April had the highest number of strikeouts of any month in major league history, and the past eight seasons are the eight highest-K seasons ever, a ramping-up of whiffage that is fundamentally changing the game. But the old-school Twins don't play that way yet.
At least their starting rotation doesn't.
Twins starters came into the weekend with 84 strikeouts, essentially half of the major-league average of 161, and a little more than a third of the Red Sox's league-leading 222. That's the fewest in baseball, and it's not close; Colorado had the 29th most, with 114.
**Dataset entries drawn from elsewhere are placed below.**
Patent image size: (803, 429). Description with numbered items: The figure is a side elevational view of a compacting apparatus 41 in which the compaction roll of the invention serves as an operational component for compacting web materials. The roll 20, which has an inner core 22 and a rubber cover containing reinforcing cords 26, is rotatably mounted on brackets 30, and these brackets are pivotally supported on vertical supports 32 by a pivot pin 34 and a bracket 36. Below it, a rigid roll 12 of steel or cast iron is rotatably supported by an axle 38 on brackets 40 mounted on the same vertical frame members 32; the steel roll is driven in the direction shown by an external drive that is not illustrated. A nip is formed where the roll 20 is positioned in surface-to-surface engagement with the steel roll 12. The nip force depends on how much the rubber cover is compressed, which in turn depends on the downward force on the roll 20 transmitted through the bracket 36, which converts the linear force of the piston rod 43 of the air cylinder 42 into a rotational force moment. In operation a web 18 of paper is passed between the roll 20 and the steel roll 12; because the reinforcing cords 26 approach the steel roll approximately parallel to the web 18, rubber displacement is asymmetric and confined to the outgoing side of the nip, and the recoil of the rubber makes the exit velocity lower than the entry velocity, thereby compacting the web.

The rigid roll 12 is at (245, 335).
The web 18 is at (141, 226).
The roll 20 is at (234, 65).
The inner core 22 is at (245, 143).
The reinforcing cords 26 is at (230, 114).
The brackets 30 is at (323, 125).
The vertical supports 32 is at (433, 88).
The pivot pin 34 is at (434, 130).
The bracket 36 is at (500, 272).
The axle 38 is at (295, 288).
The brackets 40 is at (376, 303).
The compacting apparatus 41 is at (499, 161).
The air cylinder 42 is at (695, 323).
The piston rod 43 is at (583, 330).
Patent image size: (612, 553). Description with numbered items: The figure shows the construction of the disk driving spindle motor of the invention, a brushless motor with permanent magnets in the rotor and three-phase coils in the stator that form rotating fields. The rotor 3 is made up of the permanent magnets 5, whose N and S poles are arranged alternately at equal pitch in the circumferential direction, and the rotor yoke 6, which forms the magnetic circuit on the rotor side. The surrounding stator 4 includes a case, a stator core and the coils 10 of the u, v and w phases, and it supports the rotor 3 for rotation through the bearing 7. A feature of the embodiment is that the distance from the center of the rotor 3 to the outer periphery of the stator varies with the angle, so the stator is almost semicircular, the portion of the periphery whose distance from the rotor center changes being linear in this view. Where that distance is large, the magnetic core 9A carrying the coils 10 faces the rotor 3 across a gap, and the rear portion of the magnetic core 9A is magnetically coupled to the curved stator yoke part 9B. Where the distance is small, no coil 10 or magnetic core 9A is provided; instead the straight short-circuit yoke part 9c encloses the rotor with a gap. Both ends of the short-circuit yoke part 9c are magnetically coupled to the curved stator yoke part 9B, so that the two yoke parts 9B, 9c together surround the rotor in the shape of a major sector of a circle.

This is nothing new; Twins' starters had the fewest strikeouts last year, too, with 541. Heck, Philadelphia's starters had almost as many K's (918) as Minnesota's entire staff (943).
But while the rest of baseball goes K-crazy, the Twins' current five starters are heading in the opposite direction. With their current pace, they will strike out 439 hitters, more than 100 fewer than 2012, when they were already an extreme outlier. Kevin Correia and Vance Worley, the Twins' strikeout leaders, were tied for 141st place in the majors entering the weekend.
To shore up their rotation, the Twins signed Correia and Mike Pelfrey and traded for Worley over the winter, and only Worley ever had a strikeout rate — the percentage of plate appearances that result in Ks — above 20 percent, considered good for a major leaguer. None is higher now than Worley's dramatically lower 12.7 percent, though to be fair, all three are walking far fewer hitters than in the past, too.
Why is this important? Since they're not striking out, hitters put the ball in play far more against the Twins than against most teams, and while their defense might be improved, it's unlikely that that factor can offset the sheer number of chances. If Twins' opponents hit the ball 500 more times than Red Sox opponents, it stands to reason some of those balls are going to be hits.